An international Vatican commission of cardinals and bishops has approved a new code of canon law that could make church annulments more accessible by formally recognizing "severe psychological immaturity" as grounds for the nullity decree.
Psychological incapacity of one or both partners has been the reason cited for marriage breakdown in 90 percent of annulment cases processed by American church courts. But because it is not currently cited in the code of canon law, a conservative tribunal is not required to recognize it as a grounds for annulment.
By writing the psychological grounds into the church's governing code, the commission would guarantee that every tribunal must recognize it as a basis for annulment -- a decree that enables a person divorced in civil proceedings to remarry within the good graces of the church.
The action also would bring the law into closer conformity with actual practice.

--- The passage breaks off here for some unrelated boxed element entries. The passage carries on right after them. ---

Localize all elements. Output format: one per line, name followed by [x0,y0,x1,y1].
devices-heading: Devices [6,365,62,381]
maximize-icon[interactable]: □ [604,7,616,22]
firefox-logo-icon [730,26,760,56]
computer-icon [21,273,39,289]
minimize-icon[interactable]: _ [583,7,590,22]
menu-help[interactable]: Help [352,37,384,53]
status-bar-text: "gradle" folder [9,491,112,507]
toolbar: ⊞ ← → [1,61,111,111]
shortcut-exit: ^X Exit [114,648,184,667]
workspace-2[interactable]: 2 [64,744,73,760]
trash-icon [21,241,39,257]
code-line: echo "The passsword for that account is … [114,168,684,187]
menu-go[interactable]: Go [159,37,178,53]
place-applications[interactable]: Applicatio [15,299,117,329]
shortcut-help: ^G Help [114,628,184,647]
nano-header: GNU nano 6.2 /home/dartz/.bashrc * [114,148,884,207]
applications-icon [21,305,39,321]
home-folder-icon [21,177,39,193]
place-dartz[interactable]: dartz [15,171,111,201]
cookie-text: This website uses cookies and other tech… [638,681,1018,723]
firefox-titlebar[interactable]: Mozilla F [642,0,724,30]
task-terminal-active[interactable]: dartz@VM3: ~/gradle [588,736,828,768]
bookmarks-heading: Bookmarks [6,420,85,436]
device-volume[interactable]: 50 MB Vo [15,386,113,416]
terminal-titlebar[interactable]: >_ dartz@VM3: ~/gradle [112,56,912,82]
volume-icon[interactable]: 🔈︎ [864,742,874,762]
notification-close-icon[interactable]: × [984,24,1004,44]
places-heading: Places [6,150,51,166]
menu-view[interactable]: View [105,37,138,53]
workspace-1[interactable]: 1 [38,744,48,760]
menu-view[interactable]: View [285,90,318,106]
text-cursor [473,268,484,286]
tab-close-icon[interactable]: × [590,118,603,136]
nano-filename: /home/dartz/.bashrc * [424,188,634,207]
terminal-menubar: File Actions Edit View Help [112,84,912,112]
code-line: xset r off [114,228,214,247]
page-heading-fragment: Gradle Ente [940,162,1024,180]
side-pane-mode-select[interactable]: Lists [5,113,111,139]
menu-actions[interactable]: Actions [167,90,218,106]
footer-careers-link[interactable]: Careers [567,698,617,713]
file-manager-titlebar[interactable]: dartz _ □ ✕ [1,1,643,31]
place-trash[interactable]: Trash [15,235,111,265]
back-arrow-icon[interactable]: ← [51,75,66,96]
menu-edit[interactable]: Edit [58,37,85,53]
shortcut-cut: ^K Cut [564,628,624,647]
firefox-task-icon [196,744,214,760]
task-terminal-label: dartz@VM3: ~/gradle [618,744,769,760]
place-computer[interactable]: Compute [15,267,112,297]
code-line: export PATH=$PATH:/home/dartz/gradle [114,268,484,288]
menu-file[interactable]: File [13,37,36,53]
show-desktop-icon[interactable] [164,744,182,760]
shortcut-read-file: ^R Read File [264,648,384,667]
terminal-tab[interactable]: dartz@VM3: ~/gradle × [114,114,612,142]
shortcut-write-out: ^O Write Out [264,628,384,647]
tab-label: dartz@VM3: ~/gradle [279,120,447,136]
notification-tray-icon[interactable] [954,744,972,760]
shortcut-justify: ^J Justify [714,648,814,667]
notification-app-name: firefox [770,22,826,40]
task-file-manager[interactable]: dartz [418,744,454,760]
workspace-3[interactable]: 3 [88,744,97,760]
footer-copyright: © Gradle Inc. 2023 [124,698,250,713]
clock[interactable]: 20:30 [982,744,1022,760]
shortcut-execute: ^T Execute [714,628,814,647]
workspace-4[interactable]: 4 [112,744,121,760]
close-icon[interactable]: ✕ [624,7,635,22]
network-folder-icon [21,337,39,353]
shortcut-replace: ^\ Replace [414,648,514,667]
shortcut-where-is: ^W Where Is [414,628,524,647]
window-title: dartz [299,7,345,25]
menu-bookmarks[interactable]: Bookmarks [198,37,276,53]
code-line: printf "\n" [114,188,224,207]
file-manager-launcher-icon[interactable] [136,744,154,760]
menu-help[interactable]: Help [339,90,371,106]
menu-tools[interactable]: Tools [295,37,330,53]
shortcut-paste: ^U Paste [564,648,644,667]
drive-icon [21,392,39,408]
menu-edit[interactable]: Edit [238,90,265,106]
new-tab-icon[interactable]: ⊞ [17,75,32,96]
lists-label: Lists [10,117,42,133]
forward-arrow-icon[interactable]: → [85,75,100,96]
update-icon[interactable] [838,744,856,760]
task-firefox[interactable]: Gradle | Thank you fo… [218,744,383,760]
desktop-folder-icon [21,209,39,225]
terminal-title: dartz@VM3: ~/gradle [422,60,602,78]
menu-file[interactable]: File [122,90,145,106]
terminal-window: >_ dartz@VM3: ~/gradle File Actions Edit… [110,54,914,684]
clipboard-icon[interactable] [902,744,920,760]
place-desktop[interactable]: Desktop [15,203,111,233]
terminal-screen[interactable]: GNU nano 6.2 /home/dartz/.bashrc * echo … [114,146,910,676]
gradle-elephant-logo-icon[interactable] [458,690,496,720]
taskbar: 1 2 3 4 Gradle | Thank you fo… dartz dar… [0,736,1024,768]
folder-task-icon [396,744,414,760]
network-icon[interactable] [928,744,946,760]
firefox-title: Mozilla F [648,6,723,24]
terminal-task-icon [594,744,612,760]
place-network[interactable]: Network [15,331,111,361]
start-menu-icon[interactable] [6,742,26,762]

Acceptance of the psychological grounds into the code for the universal church would be "an affirmation of what we've always said here in the United States," said the Rev. Daniel F. Hoye, associate general secretary of the National Conference of Catholic Bishops, and would be "consistent with the jurisprudence practices in the highest courts of the church."
The action by the 74-member commission, which has been meeting for the last eight days at the Vatican, is the next-to-the-last step in the church's 15-year process of revising its canon law code. It remains only for Pope John Paul II to accept and publish the code, which Hoye indicated is "a very good possibility."
Not accepted in the new code are some special procedures authorized more than a decade ago for the American church. One of these dispensed with the requirement that every annulment granted by a church court must be automatically appealed in a second court. The new code makes such appeals mandatory. "But the process to be used in judging these marriage cases has been greatly simplified," said Archbishop Joseph Bernardin of Cincinnati, a member of the commission.
The use of psychological incapacity as grounds for annulment of a marriage has developed out of a new understanding of marriage that emerged from the Second Vatican Council more than 15 years ago. By writing it into the new code, Hoye said, the church would be "codifying what's been going on for the last 15 years."
The American church has come under fire in some conservative quarters of the Vatican for granting too many annulments. Church officials estimate that nearly 90 percent of all annulments currently granted by the church take place in the United States.
Hoye conceded that the new code's requirement for a reexamination of every annulment granted might both slow down the annulment process and increase costs. "But we'll have to live with it," he said. "Canon lawyers are innovative and committed to the process and they are going to find ways to make it work."
Regulations regarding marriage and annulment are only a tiny part of the massive code of canon law that regulates activities of the church at every level. One provision in the current code, for example, bars clergy from "clamorous hunting," or hunting to hounds. That provision reportedly is deleted from the proposed new code.
The article governing annulments on psychological grounds states: "Incapable of contracting matrimony are those who are (1) affected by a serious illness or psychological disturbance, (2) have a serious defect in their ability to understand the reciprocal rights and duties of matrimony."